Daha önceki Wakka Wakka/Nordland ortak çalışması Baby Universe: A Puppet Odyssey (2010) gibi, yapım da mizah, duygu ve şevkli hikaye anlatımıyla alt üst ettiği çevresel kaygılar etrafında dönüyor – tilki dördüncü duvarı kırma ve şakalar yapma eğilimindedir. kalabalıktaki yetişkinler. (“Klonlar nerede? Klonları içeri gönderin.”)

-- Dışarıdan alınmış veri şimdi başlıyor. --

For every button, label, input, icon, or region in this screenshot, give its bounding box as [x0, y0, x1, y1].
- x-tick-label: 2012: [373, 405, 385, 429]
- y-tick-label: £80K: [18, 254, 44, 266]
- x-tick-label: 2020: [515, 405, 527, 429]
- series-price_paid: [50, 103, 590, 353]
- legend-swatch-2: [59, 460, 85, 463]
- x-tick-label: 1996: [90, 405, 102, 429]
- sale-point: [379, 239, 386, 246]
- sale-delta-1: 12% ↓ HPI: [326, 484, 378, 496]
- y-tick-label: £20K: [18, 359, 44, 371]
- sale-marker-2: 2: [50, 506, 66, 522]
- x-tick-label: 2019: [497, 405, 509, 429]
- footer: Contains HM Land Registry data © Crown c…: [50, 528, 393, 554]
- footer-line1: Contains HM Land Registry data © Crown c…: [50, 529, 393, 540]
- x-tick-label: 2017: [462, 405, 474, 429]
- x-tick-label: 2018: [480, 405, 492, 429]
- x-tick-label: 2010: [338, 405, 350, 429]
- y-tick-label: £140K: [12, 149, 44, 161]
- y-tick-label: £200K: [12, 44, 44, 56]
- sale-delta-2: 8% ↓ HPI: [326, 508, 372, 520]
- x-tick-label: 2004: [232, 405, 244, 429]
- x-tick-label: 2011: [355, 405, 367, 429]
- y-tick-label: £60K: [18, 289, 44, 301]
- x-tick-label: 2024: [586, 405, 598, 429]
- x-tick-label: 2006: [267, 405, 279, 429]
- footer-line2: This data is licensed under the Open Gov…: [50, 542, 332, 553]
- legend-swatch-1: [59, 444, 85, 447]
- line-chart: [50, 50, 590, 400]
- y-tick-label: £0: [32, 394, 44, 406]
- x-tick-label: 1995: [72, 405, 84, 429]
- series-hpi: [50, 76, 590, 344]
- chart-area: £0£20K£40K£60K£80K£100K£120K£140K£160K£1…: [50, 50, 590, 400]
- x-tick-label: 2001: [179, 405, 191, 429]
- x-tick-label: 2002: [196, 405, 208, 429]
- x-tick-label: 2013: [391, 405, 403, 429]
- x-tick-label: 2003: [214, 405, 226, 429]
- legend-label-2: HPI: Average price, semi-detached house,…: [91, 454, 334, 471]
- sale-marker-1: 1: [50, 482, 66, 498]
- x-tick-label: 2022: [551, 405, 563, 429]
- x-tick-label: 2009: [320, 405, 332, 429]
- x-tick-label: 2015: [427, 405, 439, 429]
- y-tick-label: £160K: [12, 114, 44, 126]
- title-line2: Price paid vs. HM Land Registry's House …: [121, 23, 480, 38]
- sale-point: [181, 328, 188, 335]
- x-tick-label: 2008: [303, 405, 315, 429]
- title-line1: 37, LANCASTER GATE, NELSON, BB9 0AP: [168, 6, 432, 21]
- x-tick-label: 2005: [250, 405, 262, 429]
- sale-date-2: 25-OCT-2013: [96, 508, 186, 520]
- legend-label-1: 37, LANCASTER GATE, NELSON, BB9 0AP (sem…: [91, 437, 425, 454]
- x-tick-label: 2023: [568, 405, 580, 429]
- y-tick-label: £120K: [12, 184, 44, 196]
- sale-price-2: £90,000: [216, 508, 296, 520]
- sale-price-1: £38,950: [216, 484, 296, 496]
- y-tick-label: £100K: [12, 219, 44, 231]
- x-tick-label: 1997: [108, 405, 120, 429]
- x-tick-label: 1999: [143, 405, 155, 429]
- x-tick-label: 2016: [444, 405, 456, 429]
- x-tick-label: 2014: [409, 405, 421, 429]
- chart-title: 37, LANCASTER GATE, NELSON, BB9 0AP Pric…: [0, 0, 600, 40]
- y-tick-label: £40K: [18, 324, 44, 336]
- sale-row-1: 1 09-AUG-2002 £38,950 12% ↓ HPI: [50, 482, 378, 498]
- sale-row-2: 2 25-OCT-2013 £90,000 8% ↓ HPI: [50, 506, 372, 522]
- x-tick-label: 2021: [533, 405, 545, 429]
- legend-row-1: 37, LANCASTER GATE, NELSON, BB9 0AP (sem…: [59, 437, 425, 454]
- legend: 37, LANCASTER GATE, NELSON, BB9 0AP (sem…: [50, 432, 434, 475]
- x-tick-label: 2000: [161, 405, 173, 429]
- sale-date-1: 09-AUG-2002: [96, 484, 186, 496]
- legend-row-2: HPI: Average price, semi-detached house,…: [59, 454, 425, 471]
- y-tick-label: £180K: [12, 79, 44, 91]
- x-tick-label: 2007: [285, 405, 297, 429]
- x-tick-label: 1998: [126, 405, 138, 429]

Takibinin her zaman kolay olmadığı ve olay örgüsünün sonlara doğru bazı kafa karıştırıcı çukurlara çarptığı kabul edilirse de Ölümsüz Denizanası Kız, cesur vuruşlarla dolu ürkütücü, biraz hastalıklı bir evreni yeniden yaratıyor: bir Lovecraftian mürekkep balığı ve icat edilmiş olması gereken bir ıstakoz telefon. Salvador Dali tarafından; Böcek aniden sırtından bir çift kanat çıkarır; Aurelia, ayrı tanklarda yüzen garip hayvan şekilleriyle çevrili. Besteci ve ses tasarımcısı Thor Gunnar Thorvaldsson’un sürekli olarak bir dizi etkileyici efekt sunmasıyla sonik hayal gücü eşit derecede rafine edilmiştir – örneğin, Doyenne’in sesini yaratmak için önceden kaydedilmiş vokalleri dijital olarak bir araya getirdi. Bu kehanetin ne hakkında olduğunu veya sonunda Dünya’ya ne olması gerektiğini çözemeseniz bile, gösteri kendi tuhaf şartlarında başarılı olur.

ölümsüz denizanası kız
12 Şubat’a kadar 59E59 Theatres, Manhattan’da; 59e59.org. Süre: 1 saat 20 dakika.